ConvexAI/Metabird-7B is a 7 billion parameter language model built upon the Mistral architecture, specifically fine-tuned from leveldevai/TurdusBeagle-7B. Its primary differentiation lies in its optimization for mathematical reasoning, achieved through training on the shuyuej/metamath_gsm8k dataset.

Key Capabilities & Performance

This model exhibits notable performance across various benchmarks, particularly in reasoning and common sense tasks. On the Open LLM Leaderboard, Metabird-7B achieves an average score of 71.03.

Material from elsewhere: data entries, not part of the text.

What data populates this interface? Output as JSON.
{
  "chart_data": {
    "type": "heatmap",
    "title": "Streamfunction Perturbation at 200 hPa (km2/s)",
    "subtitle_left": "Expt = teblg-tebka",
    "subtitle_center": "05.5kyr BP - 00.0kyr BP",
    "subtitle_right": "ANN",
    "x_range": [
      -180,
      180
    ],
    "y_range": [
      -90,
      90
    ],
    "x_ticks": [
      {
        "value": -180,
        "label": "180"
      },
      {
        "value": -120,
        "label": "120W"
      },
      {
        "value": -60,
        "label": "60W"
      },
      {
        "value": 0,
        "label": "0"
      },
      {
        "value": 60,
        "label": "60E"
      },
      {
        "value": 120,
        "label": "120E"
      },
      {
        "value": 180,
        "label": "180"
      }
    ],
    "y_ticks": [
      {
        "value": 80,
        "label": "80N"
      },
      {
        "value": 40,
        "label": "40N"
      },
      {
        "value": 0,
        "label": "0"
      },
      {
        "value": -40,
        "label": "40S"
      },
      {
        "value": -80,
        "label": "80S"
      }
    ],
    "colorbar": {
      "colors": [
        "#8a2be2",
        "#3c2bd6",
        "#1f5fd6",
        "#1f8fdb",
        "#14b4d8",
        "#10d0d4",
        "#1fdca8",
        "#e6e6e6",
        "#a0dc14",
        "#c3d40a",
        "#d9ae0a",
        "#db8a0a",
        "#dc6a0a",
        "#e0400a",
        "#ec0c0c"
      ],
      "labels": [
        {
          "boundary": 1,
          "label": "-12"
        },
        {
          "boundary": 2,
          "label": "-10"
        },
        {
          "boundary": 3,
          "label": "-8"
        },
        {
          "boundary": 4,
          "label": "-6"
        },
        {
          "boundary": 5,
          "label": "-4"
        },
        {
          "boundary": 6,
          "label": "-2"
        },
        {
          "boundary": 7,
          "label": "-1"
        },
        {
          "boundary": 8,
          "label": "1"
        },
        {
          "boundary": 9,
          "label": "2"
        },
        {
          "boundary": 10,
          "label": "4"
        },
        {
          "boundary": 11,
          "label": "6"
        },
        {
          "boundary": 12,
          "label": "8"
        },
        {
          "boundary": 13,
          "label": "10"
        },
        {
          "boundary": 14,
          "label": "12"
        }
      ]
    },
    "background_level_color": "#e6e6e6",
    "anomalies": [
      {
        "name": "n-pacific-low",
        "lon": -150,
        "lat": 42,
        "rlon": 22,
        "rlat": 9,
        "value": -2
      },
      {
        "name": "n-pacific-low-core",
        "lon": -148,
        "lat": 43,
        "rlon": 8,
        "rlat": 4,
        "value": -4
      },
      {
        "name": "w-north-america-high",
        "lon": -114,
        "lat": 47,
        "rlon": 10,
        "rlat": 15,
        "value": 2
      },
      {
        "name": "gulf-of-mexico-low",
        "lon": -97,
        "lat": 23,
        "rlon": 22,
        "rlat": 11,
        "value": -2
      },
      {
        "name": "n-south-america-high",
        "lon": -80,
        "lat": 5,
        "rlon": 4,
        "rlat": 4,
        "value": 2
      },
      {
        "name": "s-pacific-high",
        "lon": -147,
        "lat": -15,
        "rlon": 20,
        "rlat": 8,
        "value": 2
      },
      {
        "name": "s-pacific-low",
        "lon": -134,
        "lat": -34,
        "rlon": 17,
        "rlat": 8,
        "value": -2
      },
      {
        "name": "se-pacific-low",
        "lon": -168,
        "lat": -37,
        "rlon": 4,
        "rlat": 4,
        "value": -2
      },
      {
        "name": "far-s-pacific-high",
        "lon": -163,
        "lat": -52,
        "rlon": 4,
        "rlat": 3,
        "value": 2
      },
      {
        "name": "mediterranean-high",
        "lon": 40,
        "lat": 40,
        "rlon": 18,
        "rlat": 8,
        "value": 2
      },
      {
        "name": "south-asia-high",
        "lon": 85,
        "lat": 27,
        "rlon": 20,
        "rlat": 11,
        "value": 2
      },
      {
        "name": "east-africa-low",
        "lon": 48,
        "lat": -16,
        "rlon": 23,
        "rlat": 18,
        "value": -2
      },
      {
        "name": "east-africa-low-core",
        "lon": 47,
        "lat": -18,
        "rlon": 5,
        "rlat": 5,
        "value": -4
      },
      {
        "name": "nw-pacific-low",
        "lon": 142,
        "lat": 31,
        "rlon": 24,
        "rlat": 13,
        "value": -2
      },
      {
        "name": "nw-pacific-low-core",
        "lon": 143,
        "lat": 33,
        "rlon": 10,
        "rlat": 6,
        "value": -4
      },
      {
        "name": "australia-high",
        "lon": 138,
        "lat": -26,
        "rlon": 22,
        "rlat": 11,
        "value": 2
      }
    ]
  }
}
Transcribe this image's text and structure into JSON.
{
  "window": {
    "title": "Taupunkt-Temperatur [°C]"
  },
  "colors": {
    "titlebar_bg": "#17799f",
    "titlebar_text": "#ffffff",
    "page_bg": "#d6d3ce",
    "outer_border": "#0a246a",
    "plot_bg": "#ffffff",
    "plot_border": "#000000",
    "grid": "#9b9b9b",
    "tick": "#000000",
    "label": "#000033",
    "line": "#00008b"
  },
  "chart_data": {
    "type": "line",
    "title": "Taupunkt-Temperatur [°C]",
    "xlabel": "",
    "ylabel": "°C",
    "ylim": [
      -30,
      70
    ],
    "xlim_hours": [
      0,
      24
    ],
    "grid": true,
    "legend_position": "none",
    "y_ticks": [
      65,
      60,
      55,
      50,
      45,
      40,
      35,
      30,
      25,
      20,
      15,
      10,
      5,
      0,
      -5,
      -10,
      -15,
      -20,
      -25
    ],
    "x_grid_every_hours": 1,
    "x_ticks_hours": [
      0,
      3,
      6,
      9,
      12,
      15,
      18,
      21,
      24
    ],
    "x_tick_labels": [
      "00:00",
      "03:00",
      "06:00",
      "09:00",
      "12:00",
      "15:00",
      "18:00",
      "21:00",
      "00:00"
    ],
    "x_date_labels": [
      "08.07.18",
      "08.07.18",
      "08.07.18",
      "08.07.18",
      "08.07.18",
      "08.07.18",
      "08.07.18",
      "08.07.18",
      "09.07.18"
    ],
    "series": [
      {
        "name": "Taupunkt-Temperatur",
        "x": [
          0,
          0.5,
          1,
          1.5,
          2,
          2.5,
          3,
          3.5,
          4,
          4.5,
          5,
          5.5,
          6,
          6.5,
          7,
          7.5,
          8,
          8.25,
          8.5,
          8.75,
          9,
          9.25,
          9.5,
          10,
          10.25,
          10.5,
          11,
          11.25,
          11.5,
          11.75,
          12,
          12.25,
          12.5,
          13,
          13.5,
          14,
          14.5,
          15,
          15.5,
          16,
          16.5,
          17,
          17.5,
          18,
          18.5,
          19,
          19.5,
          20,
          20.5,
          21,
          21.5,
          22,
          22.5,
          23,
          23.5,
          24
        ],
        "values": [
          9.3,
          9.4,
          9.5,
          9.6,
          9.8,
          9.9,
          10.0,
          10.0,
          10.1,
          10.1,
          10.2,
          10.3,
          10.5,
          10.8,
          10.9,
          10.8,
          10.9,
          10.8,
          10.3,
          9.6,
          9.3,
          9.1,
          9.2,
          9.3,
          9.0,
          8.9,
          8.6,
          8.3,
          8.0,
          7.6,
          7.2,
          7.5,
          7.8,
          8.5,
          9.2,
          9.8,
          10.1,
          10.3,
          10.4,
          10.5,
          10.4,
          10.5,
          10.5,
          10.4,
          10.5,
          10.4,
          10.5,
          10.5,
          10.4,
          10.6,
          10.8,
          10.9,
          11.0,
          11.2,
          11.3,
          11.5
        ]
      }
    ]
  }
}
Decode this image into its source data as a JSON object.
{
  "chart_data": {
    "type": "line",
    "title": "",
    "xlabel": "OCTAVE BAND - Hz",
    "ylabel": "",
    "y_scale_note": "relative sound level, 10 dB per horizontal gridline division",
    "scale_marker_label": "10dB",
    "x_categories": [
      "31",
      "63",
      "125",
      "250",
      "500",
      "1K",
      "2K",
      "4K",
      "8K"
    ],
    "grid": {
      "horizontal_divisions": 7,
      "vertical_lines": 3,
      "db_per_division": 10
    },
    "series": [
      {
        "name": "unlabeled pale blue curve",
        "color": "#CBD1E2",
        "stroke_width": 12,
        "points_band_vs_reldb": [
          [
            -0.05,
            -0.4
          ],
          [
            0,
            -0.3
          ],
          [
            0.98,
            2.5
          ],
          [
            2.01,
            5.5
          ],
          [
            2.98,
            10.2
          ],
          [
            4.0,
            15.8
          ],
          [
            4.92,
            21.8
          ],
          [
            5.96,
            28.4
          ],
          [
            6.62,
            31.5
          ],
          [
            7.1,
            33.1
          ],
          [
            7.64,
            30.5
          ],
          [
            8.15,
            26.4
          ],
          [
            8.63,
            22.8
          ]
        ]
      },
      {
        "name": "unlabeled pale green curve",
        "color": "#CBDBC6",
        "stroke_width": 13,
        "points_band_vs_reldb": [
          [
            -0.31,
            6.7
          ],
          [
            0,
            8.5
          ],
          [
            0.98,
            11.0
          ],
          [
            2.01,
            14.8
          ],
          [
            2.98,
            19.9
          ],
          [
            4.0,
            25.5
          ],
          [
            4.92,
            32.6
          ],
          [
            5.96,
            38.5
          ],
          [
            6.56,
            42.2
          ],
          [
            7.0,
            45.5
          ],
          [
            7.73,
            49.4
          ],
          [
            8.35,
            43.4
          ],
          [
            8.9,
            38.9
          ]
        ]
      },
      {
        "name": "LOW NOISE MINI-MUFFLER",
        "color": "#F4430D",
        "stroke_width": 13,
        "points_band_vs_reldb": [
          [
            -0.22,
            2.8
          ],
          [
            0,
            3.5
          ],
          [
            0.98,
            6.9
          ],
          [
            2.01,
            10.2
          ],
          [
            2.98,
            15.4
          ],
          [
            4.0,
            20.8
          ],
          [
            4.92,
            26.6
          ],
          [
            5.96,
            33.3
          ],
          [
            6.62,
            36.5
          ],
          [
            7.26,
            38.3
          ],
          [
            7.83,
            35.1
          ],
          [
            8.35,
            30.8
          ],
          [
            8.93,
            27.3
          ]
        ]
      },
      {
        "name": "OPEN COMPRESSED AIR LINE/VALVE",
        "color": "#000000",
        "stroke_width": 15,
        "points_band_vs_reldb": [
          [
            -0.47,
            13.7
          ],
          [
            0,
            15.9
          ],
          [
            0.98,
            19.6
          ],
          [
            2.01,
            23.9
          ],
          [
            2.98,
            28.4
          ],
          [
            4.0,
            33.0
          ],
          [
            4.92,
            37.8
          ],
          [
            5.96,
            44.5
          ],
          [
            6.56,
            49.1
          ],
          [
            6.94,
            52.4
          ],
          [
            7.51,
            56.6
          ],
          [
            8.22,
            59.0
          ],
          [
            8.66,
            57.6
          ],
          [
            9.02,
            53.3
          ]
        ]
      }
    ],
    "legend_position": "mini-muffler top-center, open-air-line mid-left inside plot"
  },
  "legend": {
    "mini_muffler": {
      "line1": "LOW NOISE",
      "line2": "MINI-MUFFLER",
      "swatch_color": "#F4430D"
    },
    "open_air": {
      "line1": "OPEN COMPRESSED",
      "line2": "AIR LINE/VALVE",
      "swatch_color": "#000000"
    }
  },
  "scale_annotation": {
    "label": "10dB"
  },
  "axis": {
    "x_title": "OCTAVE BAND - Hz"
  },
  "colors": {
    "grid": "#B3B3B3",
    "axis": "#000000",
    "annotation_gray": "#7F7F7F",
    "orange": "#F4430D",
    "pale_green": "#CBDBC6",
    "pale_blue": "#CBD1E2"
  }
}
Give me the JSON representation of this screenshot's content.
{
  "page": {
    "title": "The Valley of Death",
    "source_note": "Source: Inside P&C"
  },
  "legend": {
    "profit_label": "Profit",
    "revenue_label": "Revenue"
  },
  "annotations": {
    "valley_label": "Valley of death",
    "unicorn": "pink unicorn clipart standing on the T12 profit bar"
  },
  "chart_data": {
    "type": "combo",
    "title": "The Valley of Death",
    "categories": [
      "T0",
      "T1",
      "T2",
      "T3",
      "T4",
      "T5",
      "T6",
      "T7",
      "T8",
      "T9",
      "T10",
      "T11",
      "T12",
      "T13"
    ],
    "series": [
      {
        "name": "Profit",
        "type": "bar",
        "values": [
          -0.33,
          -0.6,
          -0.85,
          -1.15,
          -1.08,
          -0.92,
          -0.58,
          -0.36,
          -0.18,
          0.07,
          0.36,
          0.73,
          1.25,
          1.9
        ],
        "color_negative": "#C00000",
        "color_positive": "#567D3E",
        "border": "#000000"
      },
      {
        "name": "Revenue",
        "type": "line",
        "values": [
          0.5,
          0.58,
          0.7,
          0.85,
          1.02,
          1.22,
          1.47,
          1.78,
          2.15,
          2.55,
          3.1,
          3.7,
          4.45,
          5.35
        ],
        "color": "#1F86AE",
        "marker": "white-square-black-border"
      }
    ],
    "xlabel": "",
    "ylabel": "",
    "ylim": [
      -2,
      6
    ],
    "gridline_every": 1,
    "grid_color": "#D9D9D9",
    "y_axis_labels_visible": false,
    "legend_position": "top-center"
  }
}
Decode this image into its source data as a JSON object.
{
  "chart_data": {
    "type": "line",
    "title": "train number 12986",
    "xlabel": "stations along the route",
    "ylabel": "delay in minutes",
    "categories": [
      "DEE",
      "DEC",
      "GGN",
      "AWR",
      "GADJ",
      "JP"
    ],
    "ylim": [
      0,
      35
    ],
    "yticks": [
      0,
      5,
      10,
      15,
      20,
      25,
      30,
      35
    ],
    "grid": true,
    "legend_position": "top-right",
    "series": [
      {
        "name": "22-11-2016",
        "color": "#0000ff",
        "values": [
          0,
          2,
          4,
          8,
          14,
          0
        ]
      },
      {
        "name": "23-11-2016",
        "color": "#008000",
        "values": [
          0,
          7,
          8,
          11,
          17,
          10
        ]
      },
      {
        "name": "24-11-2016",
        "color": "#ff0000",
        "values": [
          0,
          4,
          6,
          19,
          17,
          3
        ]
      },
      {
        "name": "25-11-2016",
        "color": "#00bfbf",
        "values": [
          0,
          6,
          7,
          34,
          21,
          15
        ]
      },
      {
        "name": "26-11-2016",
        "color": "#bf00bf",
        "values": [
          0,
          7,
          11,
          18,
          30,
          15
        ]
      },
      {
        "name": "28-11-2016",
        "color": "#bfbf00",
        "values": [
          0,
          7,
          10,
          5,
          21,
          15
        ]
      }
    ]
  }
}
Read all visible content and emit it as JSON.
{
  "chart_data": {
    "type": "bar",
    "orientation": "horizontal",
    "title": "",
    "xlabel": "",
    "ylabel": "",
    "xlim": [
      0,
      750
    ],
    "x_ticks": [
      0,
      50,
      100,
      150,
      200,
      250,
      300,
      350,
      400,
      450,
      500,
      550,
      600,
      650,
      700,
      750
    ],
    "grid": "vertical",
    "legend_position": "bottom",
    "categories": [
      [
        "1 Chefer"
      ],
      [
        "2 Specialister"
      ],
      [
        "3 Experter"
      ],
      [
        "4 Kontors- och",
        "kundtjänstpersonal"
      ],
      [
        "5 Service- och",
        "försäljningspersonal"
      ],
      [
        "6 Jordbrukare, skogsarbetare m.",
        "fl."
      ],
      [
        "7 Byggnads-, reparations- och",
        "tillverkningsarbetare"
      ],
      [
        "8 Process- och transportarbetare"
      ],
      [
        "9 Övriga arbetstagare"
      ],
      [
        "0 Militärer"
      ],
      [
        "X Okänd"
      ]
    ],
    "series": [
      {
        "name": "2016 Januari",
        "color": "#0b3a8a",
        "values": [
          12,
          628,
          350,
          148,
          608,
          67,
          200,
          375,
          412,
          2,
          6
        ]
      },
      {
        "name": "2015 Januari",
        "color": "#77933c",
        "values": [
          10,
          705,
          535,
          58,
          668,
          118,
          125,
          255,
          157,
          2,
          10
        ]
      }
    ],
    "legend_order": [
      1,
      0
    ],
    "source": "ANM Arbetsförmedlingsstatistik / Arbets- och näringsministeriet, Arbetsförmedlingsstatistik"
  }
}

  • AI2 Reasoning Challenge (25-Shot): 69.54
  • MMLU (5-Shot): 65.27
  • GSM8k (5-Shot): 62.85 (a strong indicator of mathematical problem-solving ability)
  • HellaSwag (10-Shot): 87.54
  • Winogrande (5-shot): 83.03

Training Details

The model was trained using axolotl with a sequence length of 8192 tokens and a learning rate of 5e-06 over 1 epoch. The training process involved a total batch size of 8 with gradient accumulation steps of 4, utilizing bf16 precision and Flash Attention for efficiency.

Good for

  • Applications requiring strong mathematical reasoning.
  • Tasks involving logical problem-solving and quantitative analysis.
  • Use cases where a 7B parameter model with enhanced reasoning capabilities is beneficial.